A Closer Look at the Posthumous Installation by Christo and Jeanne-Claude That Temporarily Obscured the Arc de Triomphe
Tens of thousands of yards of fabric temporarily obscured the Arc de Triomphe in Paris, a posthumous installation by Christo and Jeanne-Claude.
Christo and Jeanne-Claude met in Paris in 1958, and a few years later, Christo became fascinated with the iconic arch when he lived near the monument, which was designed in 1836 by Jean-François Chalgrin. Before his death in 2020, Christo requested that L’Arc de Triomphe, Wrapped be completed posthumously (Jeanne-Claude died in 2009); it was on view from September 18 to October 3, the streets around it closed to cars over the weekends to encourage pedestrian visitors. “I wanted to transform the arch, to turn it from an architectural object, an object of inspiration for artists, to an art object itself,” he said.
In 2019, Christo Vladimirov Javacheff stood with L’Arc de Triomphe, Wrapped (Project for Paris) Place de l’Etoile–Charles de Gaulle, which was among his works sold in a Sotheby’s auction to raise funds to carry out L’Arc de Triomphe, Wrapped, a Paris installation conceived by and completed as a tribute to him and his late wife, Jeanne-Claude Denat de Guillebon.

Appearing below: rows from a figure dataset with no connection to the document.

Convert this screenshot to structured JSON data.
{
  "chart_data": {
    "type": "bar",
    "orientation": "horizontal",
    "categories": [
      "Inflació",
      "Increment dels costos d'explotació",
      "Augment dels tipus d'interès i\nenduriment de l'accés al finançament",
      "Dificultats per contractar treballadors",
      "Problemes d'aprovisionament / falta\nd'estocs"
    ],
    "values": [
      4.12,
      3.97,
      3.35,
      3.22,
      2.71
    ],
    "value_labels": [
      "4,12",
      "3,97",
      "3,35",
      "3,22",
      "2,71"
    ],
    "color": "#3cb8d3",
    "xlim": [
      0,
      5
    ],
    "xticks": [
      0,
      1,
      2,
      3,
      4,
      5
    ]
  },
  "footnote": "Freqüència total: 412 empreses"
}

Just months before he passed away, Christo worked in his New York studio on concept drawings for the massive project, which draped the 148-by-164-foot stone monument in the equivalent of 6 acres of silver-blue recyclable polypropylene fabric and thousands of feet of red rope.
After engineering tests on wind conditions and material permeability and flammability, and a trial run on a 65-foot-high arch mock-up, the fabric was sewn into panels at Geo–Die Luftwerker, a German company that manufactures hot-air balloons.
To protect the four relief sculptures at the base of the centuries-old monument, including La Paix de 1815 by Antoine Étex, workers on cherry pickers bolted steel cages into holes drilled into the stone.
They also belted rolled fabric to a counterweighted steel armature placed around the perimeter of the arch’s roof.
The rolls, most 26 feet wide, were unfurled as climbers descended simultaneously to guide the fabric into place.
Utilizing technical information gleaned from the engineering tests, mock-up, and Christo and Jeanne-Claude’s 1995 installation Wrapped Reichstag, the climbers installed the polypropylene rope to contour the draping specific to the artists’ vision.